I just had an epiphany about myself...just now. I realized why I choose to not form such a strong attachment with people. Yes, there are some that I'm extremely close to but...hmm this is difficult to explain.
I've been accused of throwing people to the wayside simply because I don't hang out with them as often as I used to. Thing is, I hang out with people that are in close proximity to me meaning if I live with someone yeah chances are I'm going to hang with them a lot but that doesn't mean you're a backup friend or anything. That's just how I've always been. I'm either hanging out by myself or with whomever is closes to me. Since that is my mentality I've lost some friends to that but c'est la vie. I'm not going to try to force someone to stay in my life if they don't want to be anymore.

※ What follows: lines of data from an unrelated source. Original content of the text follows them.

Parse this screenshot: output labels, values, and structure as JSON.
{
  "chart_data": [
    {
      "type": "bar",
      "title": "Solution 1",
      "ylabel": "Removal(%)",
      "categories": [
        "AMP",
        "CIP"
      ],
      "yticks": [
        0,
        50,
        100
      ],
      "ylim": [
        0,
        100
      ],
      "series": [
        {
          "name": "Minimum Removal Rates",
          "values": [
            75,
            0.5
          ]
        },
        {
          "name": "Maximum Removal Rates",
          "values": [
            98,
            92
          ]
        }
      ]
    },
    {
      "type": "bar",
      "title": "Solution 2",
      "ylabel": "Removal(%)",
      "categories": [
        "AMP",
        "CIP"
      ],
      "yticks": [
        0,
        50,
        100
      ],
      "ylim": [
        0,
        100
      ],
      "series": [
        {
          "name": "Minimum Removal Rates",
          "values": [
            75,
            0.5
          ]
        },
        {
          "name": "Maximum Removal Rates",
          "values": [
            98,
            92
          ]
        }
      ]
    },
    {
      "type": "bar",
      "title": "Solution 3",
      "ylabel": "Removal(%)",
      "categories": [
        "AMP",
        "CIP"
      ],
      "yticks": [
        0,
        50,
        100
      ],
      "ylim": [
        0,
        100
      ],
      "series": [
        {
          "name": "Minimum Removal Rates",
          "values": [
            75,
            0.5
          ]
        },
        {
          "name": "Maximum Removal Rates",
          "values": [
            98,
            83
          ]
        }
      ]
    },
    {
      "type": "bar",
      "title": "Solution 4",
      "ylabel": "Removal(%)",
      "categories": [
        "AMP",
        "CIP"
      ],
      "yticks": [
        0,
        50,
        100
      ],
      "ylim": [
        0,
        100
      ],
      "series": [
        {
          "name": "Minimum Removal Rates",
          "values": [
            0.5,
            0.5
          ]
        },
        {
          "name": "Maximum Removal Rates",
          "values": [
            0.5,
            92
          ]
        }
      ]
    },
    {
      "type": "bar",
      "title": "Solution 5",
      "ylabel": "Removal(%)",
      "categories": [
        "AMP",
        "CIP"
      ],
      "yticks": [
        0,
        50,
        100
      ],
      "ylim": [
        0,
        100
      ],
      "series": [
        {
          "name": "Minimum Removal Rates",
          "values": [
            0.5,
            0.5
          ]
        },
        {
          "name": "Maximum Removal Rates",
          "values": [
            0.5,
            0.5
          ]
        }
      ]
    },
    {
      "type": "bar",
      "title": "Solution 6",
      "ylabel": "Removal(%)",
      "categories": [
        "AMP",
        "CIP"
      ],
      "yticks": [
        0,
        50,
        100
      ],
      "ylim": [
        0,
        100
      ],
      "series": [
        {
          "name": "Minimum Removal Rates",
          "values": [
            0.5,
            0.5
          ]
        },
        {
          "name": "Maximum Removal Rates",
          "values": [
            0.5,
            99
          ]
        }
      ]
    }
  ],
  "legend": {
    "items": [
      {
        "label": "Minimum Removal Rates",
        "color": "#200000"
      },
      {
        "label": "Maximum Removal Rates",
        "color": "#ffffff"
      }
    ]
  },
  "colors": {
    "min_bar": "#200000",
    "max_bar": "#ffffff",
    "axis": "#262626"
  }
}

So, I realized why I think the way I do. I've been this way since I was kid because my thinking changed at such a young age. One of my best friend's moved away when I was in the second grade. Yeah, it sucked but I adapted fast and sure we wrote to each other but I hardly saw her. Her mom was very protective of her and never let her spend the night at anyone's house. I made new best friends and then I ended up moving at the end of my 6th grade year. Once I moved, I noticed I fought hard to stay in the lives of my old friends and to me, they just didn't care. I had them spend the night or we hung out every week but to be honest I knew they were trying to move on without me even though I tried to still be there.

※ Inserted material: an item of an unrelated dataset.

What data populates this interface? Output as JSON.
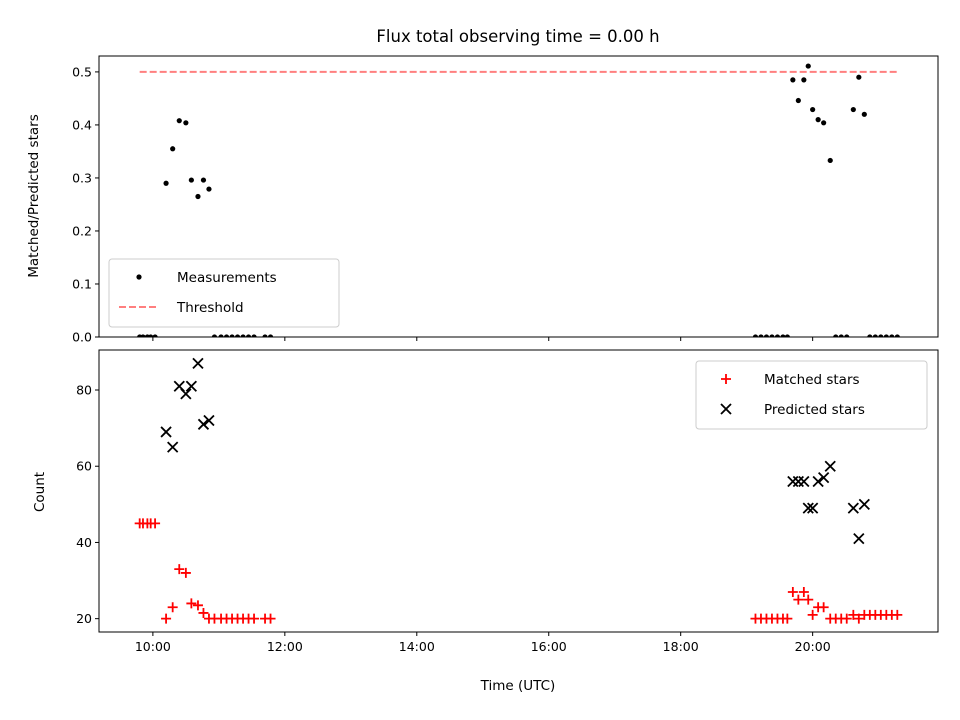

That's why I think the way I do I suppose. Why I don't form such bonds with people because I know they won't fight to keep me in their life. Now, I just go with the flow and ride everything out. You don't want to be my friend anymore? Ok, I wish you all the best in life just don't burn the bridge leading to my door or you can't come back. The people I'm close with aren't needy with me, they think the way I do I suppose. Sure, I love you to pieces and I'll always be there for you and yeah I don't have to talk to every single day and hang out with you every single moment of my life. We don't feel threatened with each other. I feel like I'm talking in circles and contradicting myself....Oh well.

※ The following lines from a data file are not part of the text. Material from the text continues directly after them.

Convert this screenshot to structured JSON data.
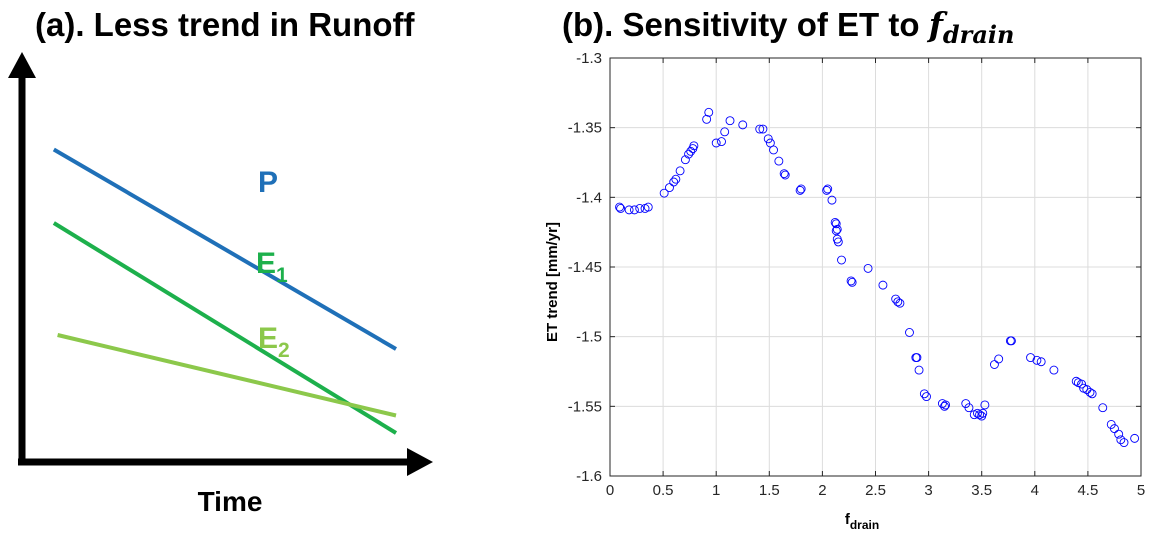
{
  "chart_data": [
    {
      "type": "line",
      "title": "(a). Less trend in Runoff",
      "xlabel": "Time",
      "ylabel": "",
      "axes": {
        "ticks": false,
        "arrows": true,
        "grid": false
      },
      "series": [
        {
          "name": "P",
          "name_main": "P",
          "name_sub": "",
          "color": "#1f70b8",
          "points": [
            [
              0.09,
              0.83
            ],
            [
              1.0,
              0.26
            ]
          ]
        },
        {
          "name": "E1",
          "name_main": "E",
          "name_sub": "1",
          "color": "#1db04c",
          "points": [
            [
              0.09,
              0.62
            ],
            [
              1.0,
              0.02
            ]
          ]
        },
        {
          "name": "E2",
          "name_main": "E",
          "name_sub": "2",
          "color": "#8cc84b",
          "points": [
            [
              0.1,
              0.3
            ],
            [
              1.0,
              0.07
            ]
          ]
        }
      ]
    },
    {
      "type": "scatter",
      "title_prefix": "(b). Sensitivity of ET to ",
      "title_math_main": "f",
      "title_math_sub": "drain",
      "xlabel_main": "f",
      "xlabel_sub": "drain",
      "ylabel": "ET trend [mm/yr]",
      "xlim": [
        0,
        5
      ],
      "ylim": [
        -1.6,
        -1.3
      ],
      "xticks": [
        0,
        0.5,
        1,
        1.5,
        2,
        2.5,
        3,
        3.5,
        4,
        4.5,
        5
      ],
      "xticklabels": [
        "0",
        "0.5",
        "1",
        "1.5",
        "2",
        "2.5",
        "3",
        "3.5",
        "4",
        "4.5",
        "5"
      ],
      "yticks": [
        -1.6,
        -1.55,
        -1.5,
        -1.45,
        -1.4,
        -1.35,
        -1.3
      ],
      "yticklabels": [
        "-1.6",
        "-1.55",
        "-1.5",
        "-1.45",
        "-1.4",
        "-1.35",
        "-1.3"
      ],
      "grid": true,
      "marker_color": "#0000ff",
      "points": [
        [
          0.09,
          -1.407
        ],
        [
          0.1,
          -1.408
        ],
        [
          0.18,
          -1.409
        ],
        [
          0.23,
          -1.409
        ],
        [
          0.28,
          -1.408
        ],
        [
          0.33,
          -1.408
        ],
        [
          0.36,
          -1.407
        ],
        [
          0.51,
          -1.397
        ],
        [
          0.56,
          -1.393
        ],
        [
          0.6,
          -1.389
        ],
        [
          0.62,
          -1.387
        ],
        [
          0.66,
          -1.381
        ],
        [
          0.71,
          -1.373
        ],
        [
          0.74,
          -1.369
        ],
        [
          0.76,
          -1.367
        ],
        [
          0.78,
          -1.365
        ],
        [
          0.79,
          -1.363
        ],
        [
          0.91,
          -1.344
        ],
        [
          0.93,
          -1.339
        ],
        [
          1.0,
          -1.361
        ],
        [
          1.05,
          -1.36
        ],
        [
          1.08,
          -1.353
        ],
        [
          1.13,
          -1.345
        ],
        [
          1.25,
          -1.348
        ],
        [
          1.41,
          -1.351
        ],
        [
          1.44,
          -1.351
        ],
        [
          1.49,
          -1.358
        ],
        [
          1.51,
          -1.361
        ],
        [
          1.54,
          -1.366
        ],
        [
          1.59,
          -1.374
        ],
        [
          1.64,
          -1.383
        ],
        [
          1.65,
          -1.384
        ],
        [
          1.79,
          -1.395
        ],
        [
          1.8,
          -1.394
        ],
        [
          2.04,
          -1.395
        ],
        [
          2.05,
          -1.394
        ],
        [
          2.09,
          -1.402
        ],
        [
          2.12,
          -1.418
        ],
        [
          2.13,
          -1.419
        ],
        [
          2.13,
          -1.424
        ],
        [
          2.14,
          -1.423
        ],
        [
          2.14,
          -1.43
        ],
        [
          2.15,
          -1.432
        ],
        [
          2.18,
          -1.445
        ],
        [
          2.27,
          -1.46
        ],
        [
          2.28,
          -1.461
        ],
        [
          2.43,
          -1.451
        ],
        [
          2.57,
          -1.463
        ],
        [
          2.69,
          -1.473
        ],
        [
          2.71,
          -1.475
        ],
        [
          2.73,
          -1.476
        ],
        [
          2.82,
          -1.497
        ],
        [
          2.88,
          -1.515
        ],
        [
          2.89,
          -1.515
        ],
        [
          2.91,
          -1.524
        ],
        [
          2.96,
          -1.541
        ],
        [
          2.98,
          -1.543
        ],
        [
          3.13,
          -1.548
        ],
        [
          3.15,
          -1.55
        ],
        [
          3.16,
          -1.549
        ],
        [
          3.35,
          -1.548
        ],
        [
          3.38,
          -1.551
        ],
        [
          3.43,
          -1.556
        ],
        [
          3.46,
          -1.555
        ],
        [
          3.48,
          -1.556
        ],
        [
          3.5,
          -1.557
        ],
        [
          3.51,
          -1.555
        ],
        [
          3.53,
          -1.549
        ],
        [
          3.62,
          -1.52
        ],
        [
          3.66,
          -1.516
        ],
        [
          3.77,
          -1.503
        ],
        [
          3.78,
          -1.503
        ],
        [
          3.96,
          -1.515
        ],
        [
          4.02,
          -1.517
        ],
        [
          4.06,
          -1.518
        ],
        [
          4.18,
          -1.524
        ],
        [
          4.39,
          -1.532
        ],
        [
          4.41,
          -1.533
        ],
        [
          4.44,
          -1.534
        ],
        [
          4.46,
          -1.537
        ],
        [
          4.49,
          -1.538
        ],
        [
          4.52,
          -1.54
        ],
        [
          4.54,
          -1.541
        ],
        [
          4.64,
          -1.551
        ],
        [
          4.72,
          -1.563
        ],
        [
          4.75,
          -1.566
        ],
        [
          4.79,
          -1.57
        ],
        [
          4.81,
          -1.574
        ],
        [
          4.84,
          -1.576
        ],
        [
          4.94,
          -1.573
        ]
      ]
    }
  ]
}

I noticed that my dreams are drastically different when the light is upon me than when my blinds are closed and it's dark in my room. For the past week, my dreams have been terrifying me but not enough that I would deem it a nightmare just they've gotten my heart racing rapidly. It's not longer just a man coming after me but a group of people that I feel I've seen before probably from previous dreams and I have no powers whatsoever and that is odd because I can always fly in every dream I've ever had. I don't know...just had to write this down somewhere.